Auch in Wien vergrößert sich die gesellschaftliche Spaltung. Die Arbeitslosenrate bleibt mit 7 Prozent auf zu hohem Niveau, der Anteil der Löhne am gesellschaftlichen Reichtum sinkt. Schlecht ausgebildete Menschen verlieren nach kurzer Beschäftigung ihre Jobs. Jede zweite Frau ist teilzeitbeschäftigt, für drei Menschen mit schlechter Ausbildung gibt es in Wien nur zwei Jobs.

Der Zugang zu gut bezahlter, sicherer Arbeit hat mit Ausbildung zu tun, mit Alter und mit Geschlecht. Wenn wir nicht gegensteuern, ernten wir eine zersplitterte Gesellschaft mit allen Folgekosten.

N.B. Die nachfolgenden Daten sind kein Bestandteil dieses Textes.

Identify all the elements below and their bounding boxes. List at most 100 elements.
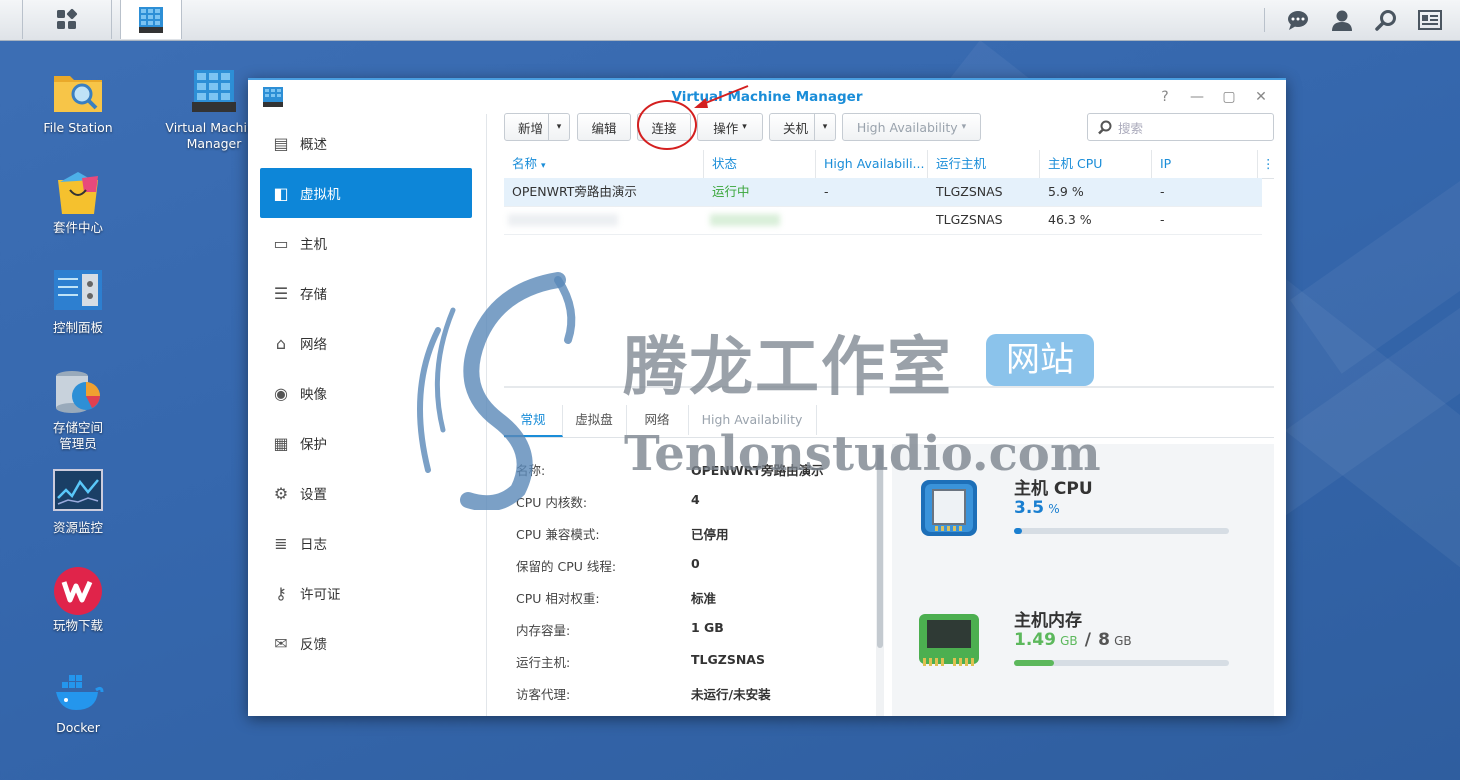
column-menu-icon[interactable]: ⋮ [1258,150,1274,178]
chevron-down-icon[interactable]: ▾ [548,114,569,140]
memory-progress-fill [1014,660,1054,666]
sidebar-item-network[interactable]: ⌂ 网络 [260,318,472,368]
desktop-icon-resource-monitor[interactable]: 资源监控 [23,468,133,536]
watermark-badge: 网站 [986,334,1094,386]
sort-down-icon: ▾ [541,161,546,171]
tab-high-availability[interactable]: High Availability [688,405,817,435]
main-menu-button[interactable] [22,0,112,39]
help-button[interactable]: ? [1152,86,1178,108]
desktop-icon-file-station[interactable]: File Station [23,68,133,136]
memory-separator: / [1084,630,1091,650]
sidebar-item-feedback[interactable]: ✉ 反馈 [260,618,472,668]
high-availability-button[interactable]: High Availability ▾ [842,113,981,141]
prop-value: 未运行/未安装 [691,687,771,702]
red-arrow-icon [694,85,749,108]
desktop-icon-docker[interactable]: Docker [23,668,133,736]
widgets-button[interactable] [1408,0,1452,39]
window-titlebar[interactable]: Virtual Machine Manager ? — ▢ ✕ [248,80,1286,114]
vmm-app-icon [192,70,236,112]
panel-splitter[interactable] [504,386,1274,388]
search-button[interactable] [1364,0,1408,39]
scrollbar-thumb[interactable] [877,448,883,648]
desktop-icon-storage-manager[interactable]: 存储空间管理员 [23,368,133,452]
cpu-progress-fill [1014,528,1022,534]
tab-virtual-disk[interactable]: 虚拟盘 [562,405,627,435]
license-icon: ⚷ [275,583,287,603]
table-row[interactable]: OPENWRT旁路由演示 运行中 - TLGZSNAS 5.9 % - [504,178,1262,207]
shutdown-label: 关机 [783,120,809,136]
column-header-status[interactable]: 状态 [704,150,816,178]
new-button[interactable]: 新增 ▾ [504,113,570,141]
desktop-icon-control-panel[interactable]: 控制面板 [23,268,133,336]
watermark-text: 腾龙工作室 [623,330,953,405]
sidebar-item-storage[interactable]: ☰ 存储 [260,268,472,318]
host-icon: ▭ [273,233,289,253]
desktop-icon-label: 玩物下载 [52,618,103,633]
desktop-icon-label: 资源监控 [52,520,103,535]
user-button[interactable] [1320,0,1364,39]
prop-value: 4 [691,492,700,507]
sidebar-item-license[interactable]: ⚷ 许可证 [260,568,472,618]
vm-name: OPENWRT旁路由演示 [512,184,637,199]
prop-label: CPU 兼容模式: [516,527,600,542]
host-stats-panel: 主机 CPU 3.5 % 主机内存 1.49 GB / 8 GB [892,444,1274,716]
prop-value: OPENWRT旁路由演示 [691,463,824,478]
properties-scrollbar[interactable] [876,444,884,716]
edit-button[interactable]: 编辑 [577,113,631,141]
settings-icon: ⚙ [273,483,289,503]
tab-network[interactable]: 网络 [626,405,689,435]
sidebar-item-label: 设置 [300,487,327,503]
action-label: 操作 [713,120,739,136]
memory-used: 1.49 [1014,630,1056,650]
column-header-cpu[interactable]: 主机 CPU [1040,150,1152,178]
log-icon: ≣ [274,533,288,553]
search-placeholder: 搜索 [1118,120,1144,136]
prop-label: 保留的 CPU 线程: [516,559,617,574]
sidebar-item-protection[interactable]: ▦ 保护 [260,418,472,468]
vm-host: TLGZSNAS [936,184,1003,199]
table-row[interactable]: TLGZSNAS 46.3 % - [504,206,1262,235]
docker-whale-icon [56,675,104,710]
sidebar: ▤ 概述 ◧ 虚拟机 ▭ 主机 ☰ 存储 ⌂ 网络 ◉ 映像 ▦ 保护 ⚙ 设置 ≣ 日志 ⚷ 许可… [248,114,487,716]
sidebar-item-label: 主机 [300,237,327,253]
sidebar-item-settings[interactable]: ⚙ 设置 [260,468,472,518]
shutdown-button[interactable]: 关机 ▾ [769,113,836,141]
tab-general[interactable]: 常规 [504,405,563,437]
column-header-name[interactable]: 名称 ▾ [504,150,704,178]
chat-button[interactable] [1276,0,1320,39]
sidebar-item-log[interactable]: ≣ 日志 [260,518,472,568]
taskbar-vmm-app[interactable] [120,0,182,39]
feedback-icon: ✉ [274,633,288,653]
sidebar-item-overview[interactable]: ▤ 概述 [260,118,472,168]
chevron-down-icon: ▾ [961,122,967,132]
vm-host: TLGZSNAS [936,212,1003,227]
prop-label: CPU 内核数: [516,495,588,510]
chevron-down-icon[interactable]: ▾ [814,114,835,140]
memory-progress-bar [1014,660,1229,666]
column-header-ha[interactable]: High Availabili... [816,150,928,178]
search-input[interactable]: 搜索 [1087,113,1274,141]
detail-tabs: 常规 虚拟盘 网络 High Availability [504,405,1274,438]
close-button[interactable]: ✕ [1248,86,1274,108]
maximize-button[interactable]: ▢ [1216,86,1242,108]
new-button-label: 新增 [518,120,544,136]
host-memory-value: 1.49 GB / 8 GB [1014,630,1132,650]
sidebar-item-image[interactable]: ◉ 映像 [260,368,472,418]
prop-label: CPU 相对权重: [516,591,600,606]
action-button[interactable]: 操作 ▾ [697,113,763,141]
storage-icon: ☰ [273,283,289,303]
desktop-icon-package-center[interactable]: 套件中心 [23,168,133,236]
prop-value: 已停用 [691,527,729,542]
sidebar-item-host[interactable]: ▭ 主机 [260,218,472,268]
sidebar-item-virtual-machine[interactable]: ◧ 虚拟机 [260,168,472,218]
vm-ip: - [1160,184,1165,199]
desktop-icon-download[interactable]: 玩物下载 [23,566,133,634]
column-header-ip[interactable]: IP [1152,150,1258,178]
blurred-vm-status [710,214,780,226]
desktop-icon-label: 套件中心 [52,220,103,235]
vm-cpu: 5.9 % [1048,184,1084,199]
column-header-host[interactable]: 运行主机 [928,150,1040,178]
minimize-button[interactable]: — [1184,86,1210,108]
blurred-vm-name [508,214,618,226]
host-cpu-title: 主机 CPU [1014,479,1093,499]
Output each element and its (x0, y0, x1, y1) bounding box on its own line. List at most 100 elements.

Ich will, dass Menschen realistische Chancen für eine Verbesserung ihres Lebens und für die Verwirklichung ihrer Träume haben. Viele Schritte muss der Bund setzen, um unsichere und schlechtbezahlte Jobs zu guten Jobs werden zu lassen: dazu zählt eine Reform des Arbeitsrechts, eine Arbeitszeitverkürzung und höhere Mindestlöhne.

Wie können wir das erreichen?

Die Stadt Wien kann hier Unterstützung geben. Ziel ist es, über Information, Beratung und Angebote Menschen zu fördern, für ihr Leben wesentliche Schritte zu setzen. Junge Menschen (aber auch ältere) mit abgeschlossener  Ausbildung haben Träume, die sie umsetzen wollen: Mit der Aktion „get-in“ soll die Stadt Wien für zwei Jahre lang die Schaffung neuer, zukunftsträchtiger Jobs in gemeinnützigen Einrichtungen und Start-ups unterstützen. Wir brauchen die Kreativität der jungen Menschen. Die Umsetzung ihrer Träume und des daraus resultierenden gesellschaftlichen Reichtums soll nicht an der fehlenden sozialen Absicherung in den ersten zwei Jahren scheitern.